第120話 良いニュースと悪いニュース、つりあいがとれたことはない

「つまりこの事件も現聖教会のしわざということ?」


「そうですね……。スライムたちを製造した責任は、現聖教会が負うべきです」


 管理人さんの指摘に、白戸さんはしっかりと相手の目を見て断言した。

 なんか前までと違うな。盲目的に理想のために行動しているわけではなく、しっかりと自分で考えているように見える。


「とりあえず、知ってることを話してもらったほうがいいんじゃない? 責任云々はそこから決めればいいし、そもそも管理局に任せるべきでしょ」


 管理人としては、そんなことよりも目の前の問題の解決を優先したいらしい。

 現時点で疲れが見えるほどだもんな。そりゃ、責任追及なんてしてる場合じゃないのだろう。

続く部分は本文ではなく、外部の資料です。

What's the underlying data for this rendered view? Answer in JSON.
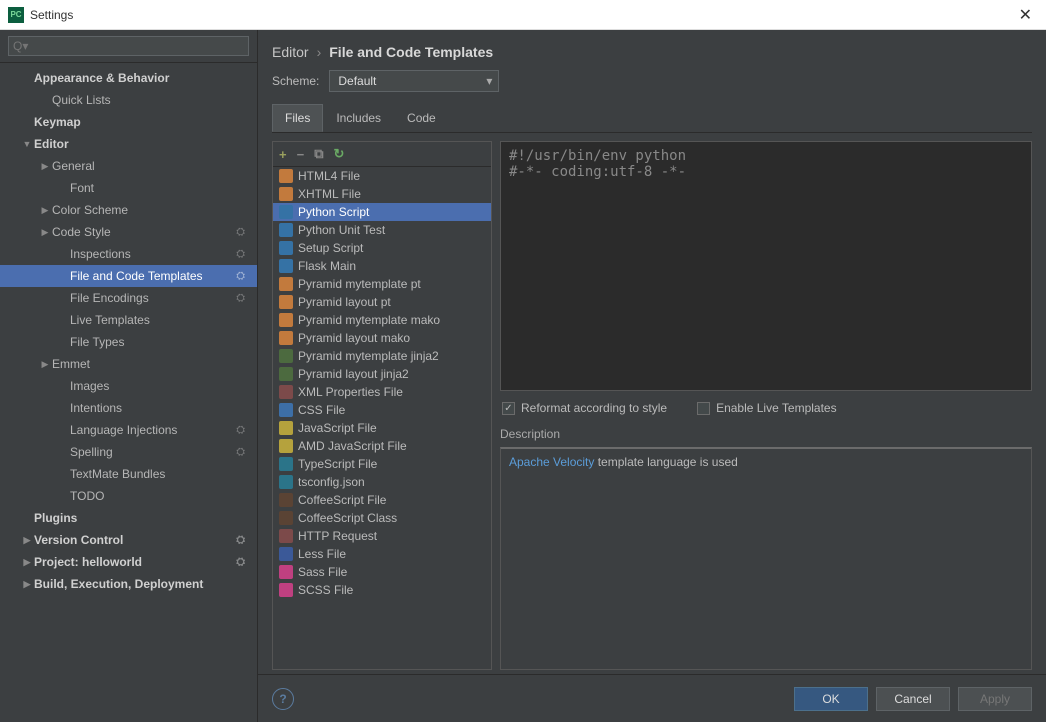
{
  "window": {
    "title": "Settings"
  },
  "search": {
    "placeholder": "Q▾"
  },
  "tree": [
    {
      "label": "Appearance & Behavior",
      "indent": 0,
      "bold": true,
      "arrow": ""
    },
    {
      "label": "Quick Lists",
      "indent": 1
    },
    {
      "label": "Keymap",
      "indent": 0,
      "bold": true
    },
    {
      "label": "Editor",
      "indent": 0,
      "bold": true,
      "arrow": "▼"
    },
    {
      "label": "General",
      "indent": 1,
      "arrow": "▶"
    },
    {
      "label": "Font",
      "indent": 2
    },
    {
      "label": "Color Scheme",
      "indent": 1,
      "arrow": "▶"
    },
    {
      "label": "Code Style",
      "indent": 1,
      "arrow": "▶",
      "gear": true
    },
    {
      "label": "Inspections",
      "indent": 2,
      "gear": true
    },
    {
      "label": "File and Code Templates",
      "indent": 2,
      "gear": true,
      "selected": true
    },
    {
      "label": "File Encodings",
      "indent": 2,
      "gear": true
    },
    {
      "label": "Live Templates",
      "indent": 2
    },
    {
      "label": "File Types",
      "indent": 2
    },
    {
      "label": "Emmet",
      "indent": 1,
      "arrow": "▶"
    },
    {
      "label": "Images",
      "indent": 2
    },
    {
      "label": "Intentions",
      "indent": 2
    },
    {
      "label": "Language Injections",
      "indent": 2,
      "gear": true
    },
    {
      "label": "Spelling",
      "indent": 2,
      "gear": true
    },
    {
      "label": "TextMate Bundles",
      "indent": 2
    },
    {
      "label": "TODO",
      "indent": 2
    },
    {
      "label": "Plugins",
      "indent": 0,
      "bold": true
    },
    {
      "label": "Version Control",
      "indent": 0,
      "bold": true,
      "arrow": "▶",
      "gear": true
    },
    {
      "label": "Project: helloworld",
      "indent": 0,
      "bold": true,
      "arrow": "▶",
      "gear": true
    },
    {
      "label": "Build, Execution, Deployment",
      "indent": 0,
      "bold": true,
      "arrow": "▶"
    }
  ],
  "breadcrumb": {
    "root": "Editor",
    "leaf": "File and Code Templates"
  },
  "scheme": {
    "label": "Scheme:",
    "value": "Default"
  },
  "tabs": [
    {
      "label": "Files",
      "active": true
    },
    {
      "label": "Includes"
    },
    {
      "label": "Code"
    }
  ],
  "templates": [
    {
      "label": "HTML4 File",
      "icon": "html"
    },
    {
      "label": "XHTML File",
      "icon": "html"
    },
    {
      "label": "Python Script",
      "icon": "py",
      "selected": true
    },
    {
      "label": "Python Unit Test",
      "icon": "py"
    },
    {
      "label": "Setup Script",
      "icon": "py"
    },
    {
      "label": "Flask Main",
      "icon": "py"
    },
    {
      "label": "Pyramid mytemplate pt",
      "icon": "html"
    },
    {
      "label": "Pyramid layout pt",
      "icon": "html"
    },
    {
      "label": "Pyramid mytemplate mako",
      "icon": "html"
    },
    {
      "label": "Pyramid layout mako",
      "icon": "html"
    },
    {
      "label": "Pyramid mytemplate jinja2",
      "icon": "jinja"
    },
    {
      "label": "Pyramid layout jinja2",
      "icon": "jinja"
    },
    {
      "label": "XML Properties File",
      "icon": "xml"
    },
    {
      "label": "CSS File",
      "icon": "css"
    },
    {
      "label": "JavaScript File",
      "icon": "js"
    },
    {
      "label": "AMD JavaScript File",
      "icon": "js"
    },
    {
      "label": "TypeScript File",
      "icon": "ts"
    },
    {
      "label": "tsconfig.json",
      "icon": "ts"
    },
    {
      "label": "CoffeeScript File",
      "icon": "coffee"
    },
    {
      "label": "CoffeeScript Class",
      "icon": "coffee"
    },
    {
      "label": "HTTP Request",
      "icon": "xml"
    },
    {
      "label": "Less File",
      "icon": "less"
    },
    {
      "label": "Sass File",
      "icon": "sass"
    },
    {
      "label": "SCSS File",
      "icon": "sass"
    }
  ],
  "code": "#!/usr/bin/env python\n#-*- coding:utf-8 -*-",
  "checks": {
    "reformat": {
      "label": "Reformat according to style",
      "checked": true
    },
    "livetmpl": {
      "label": "Enable Live Templates",
      "checked": false
    }
  },
  "description": {
    "label": "Description",
    "link": "Apache Velocity",
    "tail": " template language is used"
  },
  "buttons": {
    "ok": "OK",
    "cancel": "Cancel",
    "apply": "Apply",
    "help": "?"
  }
}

「資料では、コロニースライムと呼称されていました。名前のとおり、群体であることが特徴です」


「まあ、あれだけ大量につるんでるようならな。群れで活動しているんだろう」


「問題は環境への適応能力で、群れとして生きるために短期間で様々な進化をするみたいです」


 なんか嫌な予感が当たっている気がしてきた。

 黙って話の続きを聞いていると、俺たちにとっては当たってほしくない予想が語られていく。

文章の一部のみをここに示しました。